5 dakika sonrasında kapıyı açan Guiseppe’yi oldukça yaşlanmış buluyorum, slav yardımcısı(!) geçen hafta işi bırakmış. Her seferinde olduğu gibi Türkiye’den getirdiğim sigaralar ve litrelik JB(eskiler neden JB gibi dandik bir viskiyi bu kadar seviyor çok merak ediyorum) yüzünün biraz gülmesini sağlıyor. Sohbette Alegra’nın ailesinin şehir dışında olduğunu, yalnız dün gece ışıklarının yanmadığını ve arabasının evin önünde olmadığını öğreniyorum. Hoşbeşten sonra arkadaşımdan da yaşlı görünen Fiat’a atlayıp Avellino’ya doğru yola çıkıyoruz, Carleone’yi göremedim ama Tony Soprano’nun memleketini göreceğim :)

 Henüz bir saat önce yapılmış Mozzarella, domates, tramezzini (bana sorarsan bildiğin ekmeğin üçgen hali ) ve espresso ile klasik İtalyan kahvaltısı ardından henüz gelmemişim gibi arıyorum Alegra’yı. Uykulu sesi arkadaşında kaldığını beyan ediyor, benim kafamda soru işaretleri.
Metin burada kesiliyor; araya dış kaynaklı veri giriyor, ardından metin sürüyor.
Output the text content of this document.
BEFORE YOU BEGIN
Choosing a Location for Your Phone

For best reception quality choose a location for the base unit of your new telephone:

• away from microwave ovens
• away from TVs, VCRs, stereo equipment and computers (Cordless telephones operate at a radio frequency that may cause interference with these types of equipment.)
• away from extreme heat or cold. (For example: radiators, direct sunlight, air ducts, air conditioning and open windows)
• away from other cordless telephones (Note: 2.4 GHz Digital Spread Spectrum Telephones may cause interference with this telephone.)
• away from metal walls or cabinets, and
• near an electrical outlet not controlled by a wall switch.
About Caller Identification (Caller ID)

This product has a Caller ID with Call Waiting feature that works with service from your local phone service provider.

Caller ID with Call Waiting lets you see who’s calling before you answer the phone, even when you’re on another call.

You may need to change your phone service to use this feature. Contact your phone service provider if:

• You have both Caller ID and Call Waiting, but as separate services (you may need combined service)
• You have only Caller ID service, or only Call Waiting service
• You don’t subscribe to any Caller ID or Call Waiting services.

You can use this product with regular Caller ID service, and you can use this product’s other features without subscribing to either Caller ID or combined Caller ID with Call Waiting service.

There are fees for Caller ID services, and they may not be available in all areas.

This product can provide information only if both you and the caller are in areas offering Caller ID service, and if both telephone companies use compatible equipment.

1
Belki bir gün erken, yarın sabah gelebileceğimi söylediğimde sesinde daha önceki şevk ve neşeden eser yok, kaygılanarak kapatıyorum telefonu. Mesaj atıyorum ne yapacağız yarın diye, müsait olamayabilirim diyor cevaben. “Şimdi yola çıkıyorum” mesajını atıp telefonu kapatıyorum. Guiseppe’ye oynayacağım oyunu anlatıp garsona en iyi şarabı getirmesini söylüyorum. Bu İtalyanlar gerçekten peynir ve şarap konusunu aşmış, 2 şişe bir saat dayanmıyor, üçüncüyü açıyoruz. İki saatin sonunda telefonu açıyorum, neden kızdığıma ve telefonumun kapalı olduğuna dair mesajlar… Carleone’yi görmeden dönüp feribota bindiğimi, 10 saat sonra orada(!) olacağımı mesajlayıp tekrar kapatıyorum telefonu haince gülümseyerek.  Şu meşhur Napoli tribününü görmek istediğimi söylüyorum, bilet bulabileceğimizi söylüyor kadim dostum.
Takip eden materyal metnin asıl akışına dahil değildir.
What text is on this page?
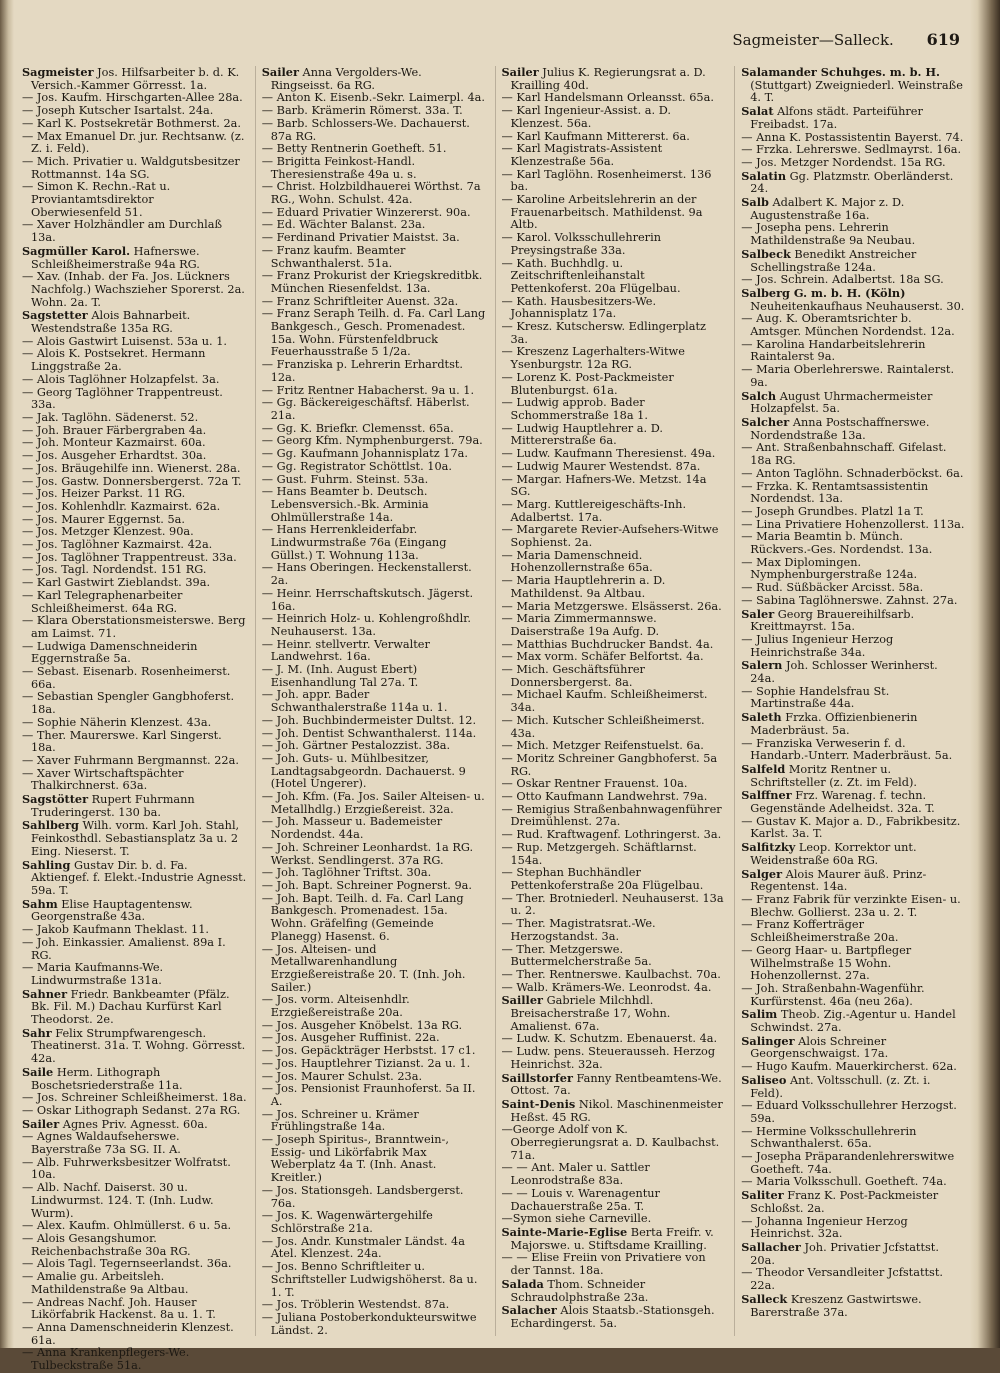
Sagmeister—Salleck. 619

Sagmeister Jos. Hilfsarbeiter b. d. K. Versich.-Kammer Görresst. 1a.

— Jos. Kaufm. Hirschgarten-Allee 28a.

— Joseph Kutscher Isartalst. 24a.

— Karl K. Postsekretär Bothmerst. 2a.

— Max Emanuel Dr. jur. Rechtsanw. (z. Z. i. Feld).

— Mich. Privatier u. Waldgutsbesitzer Rottmannst. 14a SG.

— Simon K. Rechn.-Rat u. Proviantamtsdirektor Oberwiesenfeld 51.

— Xaver Holzhändler am Durchlaß 13a.

Sagmüller Karol. Hafnerswe. Schleißheimerstraße 94a RG.

— Xav. (Inhab. der Fa. Jos. Lückners Nachfolg.) Wachszieher Sporerst. 2a. Wohn. 2a. T.

Sagstetter Alois Bahnarbeit. Westendstraße 135a RG.

— Alois Gastwirt Luisenst. 53a u. 1.

— Alois K. Postsekret. Hermann Linggstraße 2a.

— Alois Taglöhner Holzapfelst. 3a.

— Georg Taglöhner Trappentreust. 33a.

— Jak. Taglöhn. Sädenerst. 52.

— Joh. Brauer Färbergraben 4a.

— Joh. Monteur Kazmairst. 60a.

— Jos. Ausgeher Erhardtst. 30a.

— Jos. Bräugehilfe inn. Wienerst. 28a.

— Jos. Gastw. Donnersbergerst. 72a T.

— Jos. Heizer Parkst. 11 RG.

— Jos. Kohlenhdlr. Kazmairst. 62a.

— Jos. Maurer Eggernst. 5a.

— Jos. Metzger Klenzest. 90a.

— Jos. Taglöhner Kazmairst. 42a.

— Jos. Taglöhner Trappentreust. 33a.

— Jos. Tagl. Nordendst. 151 RG.

— Karl Gastwirt Zieblandst. 39a.

— Karl Telegraphenarbeiter Schleißheimerst. 64a RG.

— Klara Oberstationsmeisterswe. Berg am Laimst. 71.

— Ludwiga Damenschneiderin Eggernstraße 5a.

— Sebast. Eisenarb. Rosenheimerst. 66a.

— Sebastian Spengler Gangbhoferst. 18a.

— Sophie Näherin Klenzest. 43a.

— Ther. Maurerswe. Karl Singerst. 18a.

— Xaver Fuhrmann Bergmannst. 22a.

— Xaver Wirtschaftspächter Thalkirchnerst. 63a.

Sagstötter Rupert Fuhrmann Truderingerst. 130 ba.

Sahlberg Wilh. vorm. Karl Joh. Stahl, Feinkosthdl. Sebastiansplatz 3a u. 2 Eing. Nieserst. T.

Sahling Gustav Dir. b. d. Fa. Aktiengef. f. Elekt.-Industrie Agnesst. 59a. T.

Sahm Elise Hauptagentensw. Georgenstraße 43a.

— Jakob Kaufmann Theklast. 11.

— Joh. Einkassier. Amalienst. 89a I. RG.

— Maria Kaufmanns-We. Lindwurmstraße 131a.

Sahner Friedr. Bankbeamter (Pfälz. Bk. Fil. M.) Dachau Kurfürst Karl Theodorst. 2e.

Sahr Felix Strumpfwarengesch. Theatinerst. 31a. T. Wohng. Görresst. 42a.

Saile Herm. Lithograph Boschetsriederstraße 11a.

— Jos. Schreiner Schleißheimerst. 18a.

— Oskar Lithograph Sedanst. 27a RG.

Sailer Agnes Priv. Agnesst. 60a.

— Agnes Waldaufseherswe. Bayerstraße 73a SG. II. A.

— Alb. Fuhrwerksbesitzer Wolfratst. 10a.

— Alb. Nachf. Daiserst. 30 u. Lindwurmst. 124. T. (Inh. Ludw. Wurm).

— Alex. Kaufm. Ohlmüllerst. 6 u. 5a.

— Alois Gesangshumor. Reichenbachstraße 30a RG.

— Alois Tagl. Tegernseerlandst. 36a.

— Amalie gu. Arbeitsleh. Mathildenstraße 9a Altbau.

— Andreas Nachf. Joh. Hauser Likörfabrik Hackenst. 8a u. 1. T.

— Anna Damenschneiderin Klenzest. 61a.

— Anna Krankenpflegers-We. Tulbeckstraße 51a.

Sailer Anna Vergolders-We. Ringseisst. 6a RG.

— Anton K. Eisenb.-Sekr. Laimerpl. 4a.

— Barb. Krämerin Römerst. 33a. T.

— Barb. Schlossers-We. Dachauerst. 87a RG.

— Betty Rentnerin Goetheft. 51.

— Brigitta Feinkost-Handl. Theresienstraße 49a u. s.

— Christ. Holzbildhauerei Wörthst. 7a RG., Wohn. Schulst. 42a.

— Eduard Privatier Winzererst. 90a.

— Ed. Wächter Balanst. 23a.

— Ferdinand Privatier Maistst. 3a.

— Franz kaufm. Beamter Schwanthalerst. 51a.

— Franz Prokurist der Kriegskreditbk. München Riesenfeldst. 13a.

— Franz Schriftleiter Auenst. 32a.

— Franz Seraph Teilh. d. Fa. Carl Lang Bankgesch., Gesch. Promenadest. 15a. Wohn. Fürstenfeldbruck Feuerhausstraße 5 1/2a.

— Franziska p. Lehrerin Erhardtst. 12a.

— Fritz Rentner Habacherst. 9a u. 1.

— Gg. Bäckereigeschäftsf. Häberlst. 21a.

— Gg. K. Briefkr. Clemensst. 65a.

— Georg Kfm. Nymphenburgerst. 79a.

— Gg. Kaufmann Johannisplatz 17a.

— Gg. Registrator Schöttlst. 10a.

— Gust. Fuhrm. Steinst. 53a.

— Hans Beamter b. Deutsch. Lebensversich.-Bk. Arminia Ohlmüllerstraße 14a.

— Hans Herrenkleiderfabr. Lindwurmstraße 76a (Eingang Güllst.) T. Wohnung 113a.

— Hans Oberingen. Heckenstallerst. 2a.

— Heinr. Herrschaftskutsch. Jägerst. 16a.

— Heinrich Holz- u. Kohlengroßhdlr. Neuhauserst. 13a.

— Heinr. stellvertr. Verwalter Landwehrst. 16a.

— J. M. (Inh. August Ebert) Eisenhandlung Tal 27a. T.

— Joh. appr. Bader Schwanthalerstraße 114a u. 1.

— Joh. Buchbindermeister Dultst. 12.

— Joh. Dentist Schwanthalerst. 114a.

— Joh. Gärtner Pestalozzist. 38a.

— Joh. Guts- u. Mühlbesitzer, Landtagsabgeordn. Dachauerst. 9 (Hotel Ungerer).

— Joh. Kfm. (Fa. Jos. Sailer Alteisen- u. Metallhdlg.) Erzgießereist. 32a.

— Joh. Masseur u. Bademeister Nordendst. 44a.

— Joh. Schreiner Leonhardst. 1a RG. Werkst. Sendlingerst. 37a RG.

— Joh. Taglöhner Triftst. 30a.

— Joh. Bapt. Schreiner Pognerst. 9a.

— Joh. Bapt. Teilh. d. Fa. Carl Lang Bankgesch. Promenadest. 15a. Wohn. Gräfelfing (Gemeinde Planegg) Hasenst. 6.

— Jos. Alteisen- und Metallwarenhandlung Erzgießereistraße 20. T. (Inh. Joh. Sailer.)

— Jos. vorm. Alteisenhdlr. Erzgießereistraße 20a.

— Jos. Ausgeher Knöbelst. 13a RG.

— Jos. Ausgeher Ruffinist. 22a.

— Jos. Gepäckträger Herbstst. 17 c1.

— Jos. Hauptlehrer Tizianst. 2a u. 1.

— Jos. Maurer Schulst. 23a.

— Jos. Pensionist Fraunhoferst. 5a II. A.

— Jos. Schreiner u. Krämer Frühlingstraße 14a.

— Joseph Spiritus-, Branntwein-, Essig- und Likörfabrik Max Weberplatz 4a T. (Inh. Anast. Kreitler.)

— Jos. Stationsgeh. Landsbergerst. 76a.

— Jos. K. Wagenwärtergehilfe Schlörstraße 21a.

— Jos. Andr. Kunstmaler Ländst. 4a Atel. Klenzest. 24a.

— Jos. Benno Schriftleiter u. Schriftsteller Ludwigshöherst. 8a u. 1. T.

— Jos. Tröblerin Westendst. 87a.

— Juliana Postoberkondukteurswitwe Ländst. 2.

Sailer Julius K. Regierungsrat a. D. Krailling 40d.

— Karl Handelsmann Orleansst. 65a.

— Karl Ingenieur-Assist. a. D. Klenzest. 56a.

— Karl Kaufmann Mittererst. 6a.

— Karl Magistrats-Assistent Klenzestraße 56a.

— Karl Taglöhn. Rosenheimerst. 136 ba.

— Karoline Arbeitslehrerin an der Frauenarbeitsch. Mathildenst. 9a Altb.

— Karol. Volksschullehrerin Preysingstraße 33a.

— Kath. Buchhdlg. u. Zeitschriftenleihanstalt Pettenkoferst. 20a Flügelbau.

— Kath. Hausbesitzers-We. Johannisplatz 17a.

— Kresz. Kutschersw. Edlingerplatz 3a.

— Kreszenz Lagerhalters-Witwe Ysenburgstr. 12a RG.

— Lorenz K. Post-Packmeister Blutenburgst. 61a.

— Ludwig approb. Bader Schommerstraße 18a 1.

— Ludwig Hauptlehrer a. D. Mittererstraße 6a.

— Ludw. Kaufmann Theresienst. 49a.

— Ludwig Maurer Westendst. 87a.

— Margar. Hafners-We. Metzst. 14a SG.

— Marg. Kuttlereigeschäfts-Inh. Adalbertst. 17a.

— Margarete Revier-Aufsehers-Witwe Sophienst. 2a.

— Maria Damenschneid. Hohenzollernstraße 65a.

— Maria Hauptlehrerin a. D. Mathildenst. 9a Altbau.

— Maria Metzgerswe. Elsässerst. 26a.

— Maria Zimmermannswe. Daiserstraße 19a Aufg. D.

— Matthias Buchdrucker Bandst. 4a.

— Max vorm. Schäfer Belfortst. 4a.

— Mich. Geschäftsführer Donnersbergerst. 8a.

— Michael Kaufm. Schleißheimerst. 34a.

— Mich. Kutscher Schleißheimerst. 43a.

— Mich. Metzger Reifenstuelst. 6a.

— Moritz Schreiner Gangbhoferst. 5a RG.

— Oskar Rentner Frauenst. 10a.

— Otto Kaufmann Landwehrst. 79a.

— Remigius Straßenbahnwagenführer Dreimühlenst. 27a.

— Rud. Kraftwagenf. Lothringerst. 3a.

— Rup. Metzgergeh. Schäftlarnst. 154a.

— Stephan Buchhändler Pettenkoferstraße 20a Flügelbau.

— Ther. Brotniederl. Neuhauserst. 13a u. 2.

— Ther. Magistratsrat.-We. Herzogstandst. 3a.

— Ther. Metzgerswe. Buttermelcherstraße 5a.

— Ther. Rentnerswe. Kaulbachst. 70a.

— Walb. Krämers-We. Leonrodst. 4a.

Sailler Gabriele Milchhdl. Breisacherstraße 17, Wohn. Amalienst. 67a.

— Ludw. K. Schutzm. Ebenauerst. 4a.

— Ludw. pens. Steuerausseh. Herzog Heinrichst. 32a.

Saillstorfer Fanny Rentbeamtens-We. Ottost. 7a.

Saint-Denis Nikol. Maschinenmeister Heßst. 45 RG.

—George Adolf von K. Oberregierungsrat a. D. Kaulbachst. 71a.

— — Ant. Maler u. Sattler Leonrodstraße 83a.

— — Louis v. Warenagentur Dachauerstraße 25a. T.

—Symon siehe Carneville.

Sainte-Marie-Eglise Berta Freifr. v. Majorswe. u. Stiftsdame Krailling.

— — Elise Freiin von Privatiere von der Tannst. 18a.

Salada Thom. Schneider Schraudolphstraße 23a.

Salacher Alois Staatsb.-Stationsgeh. Echardingerst. 5a.

Salamander Schuhges. m. b. H. (Stuttgart) Zweigniederl. Weinstraße 4. T.

Salat Alfons städt. Parteiführer Freibadst. 17a.

— Anna K. Postassistentin Bayerst. 74.

— Frzka. Lehrerswe. Sedlmayrst. 16a.

— Jos. Metzger Nordendst. 15a RG.

Salatin Gg. Platzmstr. Oberländerst. 24.

Salb Adalbert K. Major z. D. Augustenstraße 16a.

— Josepha pens. Lehrerin Mathildenstraße 9a Neubau.

Salbeck Benedikt Anstreicher Schellingstraße 124a.

— Jos. Schrein. Adalbertst. 18a SG.

Salberg G. m. b. H. (Köln) Neuheitenkaufhaus Neuhauserst. 30.

— Aug. K. Oberamtsrichter b. Amtsger. München Nordendst. 12a.

— Karolina Handarbeitslehrerin Raintalerst 9a.

— Maria Oberlehrerswe. Raintalerst. 9a.

Salch August Uhrmachermeister Holzapfelst. 5a.

Salcher Anna Postschaffnerswe. Nordendstraße 13a.

— Ant. Straßenbahnschaff. Gifelast. 18a RG.

— Anton Taglöhn. Schnaderböckst. 6a.

— Frzka. K. Rentamtsassistentin Nordendst. 13a.

— Joseph Grundbes. Platzl 1a T.

— Lina Privatiere Hohenzollerst. 113a.

— Maria Beamtin b. Münch. Rückvers.-Ges. Nordendst. 13a.

— Max Diplomingen. Nymphenburgerstraße 124a.

— Rud. Süßbäcker Arcisst. 58a.

— Sabina Taglöhnerswe. Zahnst. 27a.

Saler Georg Brauereihilfsarb. Kreittmayrst. 15a.

— Julius Ingenieur Herzog Heinrichstraße 34a.

Salern Joh. Schlosser Werinherst. 24a.

— Sophie Handelsfrau St. Martinstraße 44a.

Saleth Frzka. Offizienbienerin Maderbräust. 5a.

— Franziska Verweserin f. d. Handarb.-Unterr. Maderbräust. 5a.

Salfeld Moritz Rentner u. Schriftsteller (z. Zt. im Feld).

Salffner Frz. Warenag. f. techn. Gegenstände Adelheidst. 32a. T.

— Gustav K. Major a. D., Fabrikbesitz. Karlst. 3a. T.

Salfitzky Leop. Korrektor unt. Weidenstraße 60a RG.

Salger Alois Maurer äuß. Prinz-Regentenst. 14a.

— Franz Fabrik für verzinkte Eisen- u. Blechw. Gollierst. 23a u. 2. T.

— Franz Kofferträger Schleißheimerstraße 20a.

— Georg Haar- u. Bartpfleger Wilhelmstraße 15 Wohn. Hohenzollernst. 27a.

— Joh. Straßenbahn-Wagenführ. Kurfürstenst. 46a (neu 26a).

Salim Theob. Zig.-Agentur u. Handel Schwindst. 27a.

Salinger Alois Schreiner Georgenschwaigst. 17a.

— Hugo Kaufm. Mauerkircherst. 62a.

Saliseo Ant. Voltsschull. (z. Zt. i. Feld).

— Eduard Volksschullehrer Herzogst. 59a.

— Hermine Volksschullehrerin Schwanthalerst. 65a.

— Josepha Präparandenlehrerswitwe Goetheft. 74a.

— Maria Volksschull. Goetheft. 74a.

Saliter Franz K. Post-Packmeister Schloßst. 2a.

— Johanna Ingenieur Herzog Heinrichst. 32a.

Sallacher Joh. Privatier Jcfstattst. 20a.

— Theodor Versandleiter Jcfstattst. 22a.

Salleck Kreszenz Gastwirtswe. Barerstraße 37a.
İki saat sonra Napoli – Siena maçındayız, yeri geldiğinde tren bile kaçıran Napoli taraftarı gerçekten çok ateşli. Tribünlerde yer yer Maradona posterleri var. Sahada Maradona olmayınca çekişmeli geçen maç Maccarone’nin baltalığı sonucu golsüz bitiyor, benim daha feribottan inmem(!) için 4 saat var. 4 saati önünden gemiyle gelip geçtiğim ama hiç gitmediğim sosyete adası Capri’ye geçerek değerlendirmeye karar veriyorum ki bizim gerzek K-9 arıyor, ne zaman geleceğimi soruyor!  
 1,5 saatin geliş gidişle harcandığı bu adada geçirdiğim 2 saati kolay kolay unutamayacağımı biliyorum, biz de Cunda’yı güzel yer zannediyorduk diyorum içimden. Daracık sokaklarına ayıracak zaman yok ne yazık, merkezde şöyle bir tur atıp deniz kenarından kartpostal gibi mükemmel manzarayı izleyip oturduğumuz kahvede meşhur Limoncello’dan söylüyoruz bir şişe güneş batarken. İyice soğutulmuş bir tür alkollü limonata gibi -favori içkilerim arasına yazıyorum- ama dikkatli olmazsan çabuk çarpıyor. Dönüşte rüzgarüstünde durup bünyedeki alkolün etkisini azaltmaya çalışıyorum sahil ışıklarını izleyerekten.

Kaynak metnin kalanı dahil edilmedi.